How a message is delivered can greatly affect if it’s taken positively or negatively. One of the best ways to foster positivity is to keep lines of communication open, so that conversations are taken for face-value and there is not worry about things being left unsaid. This can be seen in examples such as constructive criticism and editing draft work. If two individuals have a comprehensive, open conversation about editing a rough draft, where both opinions are valued and heard, it will be a much more positive experience than if one person used a red pen to markup an entire project without any positive feedback, or without any openings of thoughts or feedbacks.
One of my favorite quotes is, if someone asks how you are doing, you respond “I’m doing good! If I wasn’t, nobody would want to hear that anyway.” This saying has some truths to it. While it is important for someone to be able to voice their thoughts openly and without fear of bullying, there is a truth in that we all are not interested in hearing the complaints of every other person in world. Especially if during small talk or around the water cooler at a job.

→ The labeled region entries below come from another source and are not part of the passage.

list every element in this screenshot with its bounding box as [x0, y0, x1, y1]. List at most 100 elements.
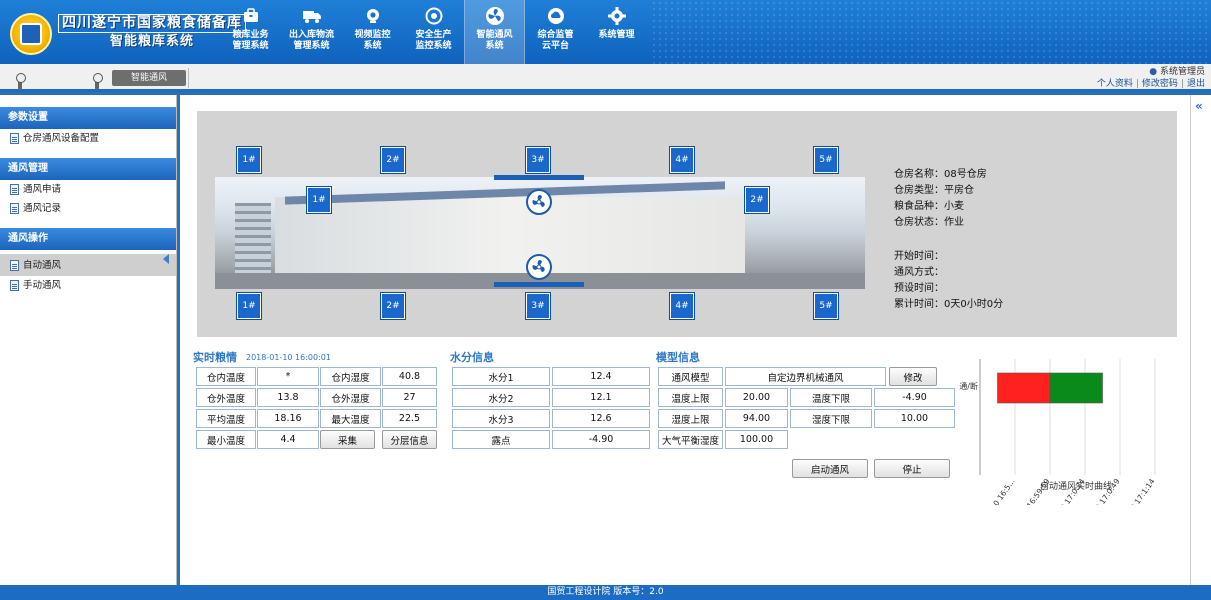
- model-label: 温度下限: [790, 388, 872, 407]
- info-label: 开始时间：: [894, 251, 944, 262]
- info-label: 仓房名称：: [894, 169, 944, 180]
- document-icon: [10, 133, 19, 144]
- nav-item-label: 安全生产 监控系统: [415, 30, 452, 51]
- y-category-label: 通/断: [959, 381, 978, 391]
- vent-button[interactable]: 1#: [237, 293, 261, 319]
- model-label: 通风模型: [658, 367, 723, 386]
- info-label: 通风方式：: [894, 267, 944, 278]
- pin-icon: [16, 73, 26, 90]
- vent-button[interactable]: 2#: [381, 147, 405, 173]
- vent-button[interactable]: 2#: [745, 187, 769, 213]
- x-tick-label: 1-10 16:5...: [984, 477, 1016, 505]
- nav-item-3[interactable]: 安全生产 监控系统: [403, 0, 464, 64]
- right-collapse-panel: «: [1190, 95, 1211, 585]
- sidebar-item[interactable]: 通风申请: [0, 180, 176, 199]
- collect-button[interactable]: 采集: [320, 430, 375, 449]
- nav-item-2[interactable]: 视频监控 系统: [342, 0, 403, 64]
- user-area: ● 系统管理员 个人资料 | 修改密码 | 退出: [1097, 66, 1205, 90]
- double-chevron-left-icon[interactable]: «: [1191, 95, 1211, 113]
- info-value: 作业: [944, 217, 964, 228]
- nav-item-1[interactable]: 出入库物流 管理系统: [281, 0, 342, 64]
- sidebar-group-header[interactable]: 参数设置: [0, 107, 176, 129]
- footer: 国贸工程设计院 版本号：2.0: [0, 585, 1211, 600]
- vent-button[interactable]: 5#: [814, 293, 838, 319]
- x-tick-label: 1-10 17:1:14: [1122, 477, 1157, 505]
- sidebar-item[interactable]: 自动通风: [0, 254, 176, 276]
- edit-model-button[interactable]: 修改: [889, 367, 937, 386]
- sidebar-item-label: 仓房通风设备配置: [23, 133, 100, 144]
- realtime-time: 2018-01-10 16:00:01: [246, 353, 331, 362]
- nav-item-0[interactable]: 粮库业务 管理系统: [220, 0, 281, 64]
- warehouse-panel: 仓房名称：08号仓房 仓房类型：平房仓 粮食品种：小麦 仓房状态：作业 开始时间…: [197, 111, 1177, 337]
- cloud-icon: [546, 6, 566, 26]
- info-label: 粮食品种：: [894, 201, 944, 212]
- realtime-value: 13.8: [257, 388, 319, 407]
- nav-item-5[interactable]: 综合监管 云平台: [525, 0, 586, 64]
- sidebar-item[interactable]: 手动通风: [0, 276, 176, 295]
- vent-button[interactable]: 5#: [814, 147, 838, 173]
- pin-icon: [93, 73, 103, 90]
- realtime-value: 22.5: [382, 409, 437, 428]
- sidebar-item-label: 自动通风: [23, 259, 62, 271]
- nav-item-label: 综合监管 云平台: [537, 30, 574, 51]
- layer-info-button[interactable]: 分层信息: [382, 430, 437, 449]
- moisture-label: 露点: [452, 430, 550, 449]
- fan-icon[interactable]: [526, 254, 552, 280]
- realtime-value: 4.4: [257, 430, 319, 449]
- info-value: 平房仓: [944, 185, 974, 196]
- fan-bar-top: [494, 175, 584, 180]
- realtime-label: 仓内温度: [196, 367, 256, 386]
- vent-button[interactable]: 4#: [670, 147, 694, 173]
- tab-smart-ventilation[interactable]: 智能通风: [112, 70, 186, 86]
- info-label: 仓房类型：: [894, 185, 944, 196]
- vent-button[interactable]: 2#: [381, 293, 405, 319]
- top-nav: 粮库业务 管理系统 出入库物流 管理系统 视频监控 系统 安全生产 监控系统 智能通风 …: [220, 0, 647, 64]
- info-value: 0天0小时0分: [944, 299, 1004, 310]
- truck-icon: [302, 6, 322, 26]
- vent-button[interactable]: 1#: [237, 147, 261, 173]
- vent-button[interactable]: 3#: [526, 147, 550, 173]
- nav-item-label: 视频监控 系统: [354, 30, 391, 51]
- nav-item-4[interactable]: 智能通风 系统: [464, 0, 525, 64]
- nav-item-6[interactable]: 系统管理: [586, 0, 647, 64]
- stop-button[interactable]: 停止: [874, 459, 950, 478]
- sidebar-item[interactable]: 仓房通风设备配置: [0, 129, 176, 148]
- gear-icon: [607, 6, 627, 26]
- model-title: 模型信息: [656, 351, 700, 364]
- warehouse-info: 仓房名称：08号仓房 仓房类型：平房仓 粮食品种：小麦 仓房状态：作业: [894, 167, 987, 231]
- realtime-title: 实时粮情: [193, 351, 237, 364]
- moisture-label: 水分2: [452, 388, 550, 407]
- model-value: 10.00: [874, 409, 955, 428]
- nav-item-label: 出入库物流 管理系统: [288, 30, 334, 51]
- shield-gear-icon: [424, 6, 444, 26]
- briefcase-icon: [241, 6, 261, 26]
- sidebar-item[interactable]: 通风记录: [0, 199, 176, 218]
- moisture-value: 12.1: [552, 388, 650, 407]
- sidebar-group-header[interactable]: 通风操作: [0, 228, 176, 250]
- document-icon: [10, 184, 19, 195]
- model-value: 20.00: [725, 388, 788, 407]
- fan-icon[interactable]: [526, 189, 552, 215]
- ventilation-info: 开始时间： 通风方式： 预设时间： 累计时间：0天0小时0分: [894, 249, 1003, 313]
- user-icon: ●: [1149, 67, 1158, 77]
- model-value: 94.00: [725, 409, 788, 428]
- chart-caption: 自动通风实时曲线: [1040, 482, 1113, 492]
- sidebar-group-header[interactable]: 通风管理: [0, 158, 176, 180]
- model-label: 温度上限: [658, 388, 723, 407]
- sidebar: 参数设置仓房通风设备配置通风管理 通风申请 通风记录通风操作自动通风手动通风: [0, 95, 177, 585]
- change-password-link[interactable]: 修改密码: [1142, 79, 1178, 89]
- start-ventilation-button[interactable]: 启动通风: [792, 459, 868, 478]
- vent-button[interactable]: 3#: [526, 293, 550, 319]
- nav-item-label: 智能通风 系统: [476, 30, 513, 51]
- user-name-row: ● 系统管理员: [1097, 66, 1205, 78]
- vent-button[interactable]: 1#: [307, 187, 331, 213]
- camera-icon: [363, 6, 383, 26]
- realtime-label: 最大温度: [320, 409, 381, 428]
- chart-bar-segment: [997, 372, 1051, 404]
- sidebar-collapse-icon[interactable]: [163, 254, 169, 264]
- info-value: 小麦: [944, 201, 964, 212]
- vent-button[interactable]: 4#: [670, 293, 694, 319]
- profile-link[interactable]: 个人资料: [1097, 79, 1133, 89]
- moisture-value: -4.90: [552, 430, 650, 449]
- logout-link[interactable]: 退出: [1187, 79, 1205, 89]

For me to stay positive, I remember that even the worst scenarios are a learning experience, which is an innately positive thing. I use the example of my job, as a nurse, if a patient dies, and their family is able to learn something new about themselves or others, then that is the best experience I can give someone. This does not negate the negative experience, but at least gives hope that all experiences can have at least one positive aspect.
Thanks Dan.
Something that came to mind for me that makes people go negative is when they feel “jaded.” This is really a product of many of the things you mentioned. Exhaustion, experience, nitpicking, incompetence, etc. can lead to this feeling. I have seen this turn very positive people completely the opposite way. A great example of this is medical residency training, where becoming jaded is almost like an initiation. While there you might work 40+ hours in a row, take care of very challenging problems, get lied to frequently by people, and through it all you can lose touch with the importance of the work. On top of that, your colleagues are constantly nitpicking every decision/order (rightfully so). It is an exhausting but necessary experience. During this training we could watch interns, so excited and full of positivity, go negative as the weight of the experience compounds on them. Before the end it all many people come back towards the positive side, but some remain negative for the rest of their careers. This leads to a whole pool of leaders in the field who are negative!
Negative leaders can move toward positivity by taking care of themselves. If they are unhealthy, exhausted, and have a low self-image, they will most likely be negative. Paul Thornton mentioned this above and I think he is right on track.